Secara virtual, Robbert Dijkgraaf, Menteri Pendidikan, Kebudayaan dan Sains Belanda menyatakan prihatin dengan kondisi pandemi yang berdampak negatif bagi para perempuan, dimana pendapat dan pengetahuan mereka cenderung tidak didengar dan tidak dipertimbangkan. Suara kelompok perempuan masih kurang terwakili dalam lingkup sains, ilmu pengetahuan, riset, dunia swasta dan sektor publik.
“Dengan tidak adanya atau minimnya keterwakilan dan kiprah perempuan di bidang STEM (science, technology, engineering and mathematics) akan semakin memperlebar kesenjangan gender di ranah digital. Penting dan krusial untuk mencari cara mengatasi stereotipi gender yang mengecilkan kemampuan perempuan dan anak perempuan. Dalam hal ini, pemerintah Belanda telah menyepakati pakta teknologi bersama sekolah, dunia swasta, pekerja, pemberi kerja dan pemerintah daerah untuk menarik lebih banyak minat perempuan dan anak perempuan dalam menempuh karir di dunia STEM. Masa depan adalah dunia STEM. Keberhasilannya dimulai dari kesetaraan dalam memperoleh pendidikan yang inklusif bagi perempuan dan anak perempuan. Yakinlah, perempuan dan anak perempuan memiliki potensi dan kompetensi luar biasa untuk berkembang di bidang STEM,” ujar Robbert.
Graham A.N Wright, pendiri sekaligus Managing Director dari MicroSave Consulting yang berbicara secara virtual menyampaikan berbagai negara sudah mempraktekkan transfer manfaat langsung yang ditujukan bagi perempuan pengguna internet.
“Pemerintah Indonesia memiliki program Strategi Keuangan Inklusif yang menyasar 83 juta perempuan agar mereka mendapatkan pendidikan yang lebih baik dan menciptakan iklim yang baik bagi perempuan pelaku usaha kecil mikro dan menengah (UMKM). Indonesia juga mempunyai Program Keluarga Harapan (PKH), sebuah program pemberian bantuan sosial bersyarat kepada keluarga miskin yang ditetapkan sebagai keluarga penerima manfaat. Program ini menambah jumlah pembukaan rekening bank untuk pertama kalinya bagi penerima manfaat. Namun yang harus diwaspadai adalah adanya konsekuensi yang tidak diinginkan, dimana ketika transfer ditujukan kepada perempuan sebagai penerima manfaat, dikhawatirkan ada pengaruh tekanan dari suami untuk dapat mengakses dana tersebut. Namun satu hal adalah kita sepakat bahwa tidak ada pembatasan perempuan dalam ekonomi digital,” ujar Graham yang berbicara secara virtual.

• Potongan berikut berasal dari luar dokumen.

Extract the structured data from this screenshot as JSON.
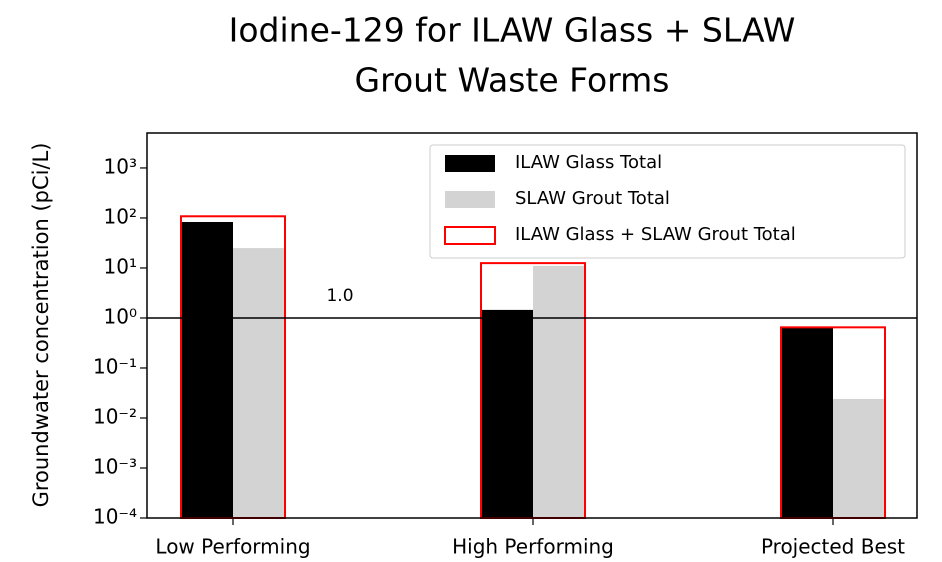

Pada kesempatan yang sama, Menteri Urusan Wanita Kamboja, Ing Kantha Phavi menyatakan kesetaraan gender dan suara perempuan penting dalam pemulihan ekonomi dunia pasca Covid.
“Aset terbesar kami adalah perempuan. Namun data menunjukkan masih ada kesenjangan gender cukup besar, perempuan masih menanggung beban pekerjaan domestik. Meski demikian pemerintah terus berkomitmen memperkecil kesenjangan gender dalam dunia digital dengan menghadirkan kebijakan yang membuka peluang perempuan berkarya, dan yang terpenting, membuka kesempatan bagi perempuan berkarir dalam ilmu pengetahuan dan teknologi. Sejak 2018, pemerintah Kamboja terus mendorong perempuan untuk masuk dalam dunia sains dan teknologi,” ujar Ing.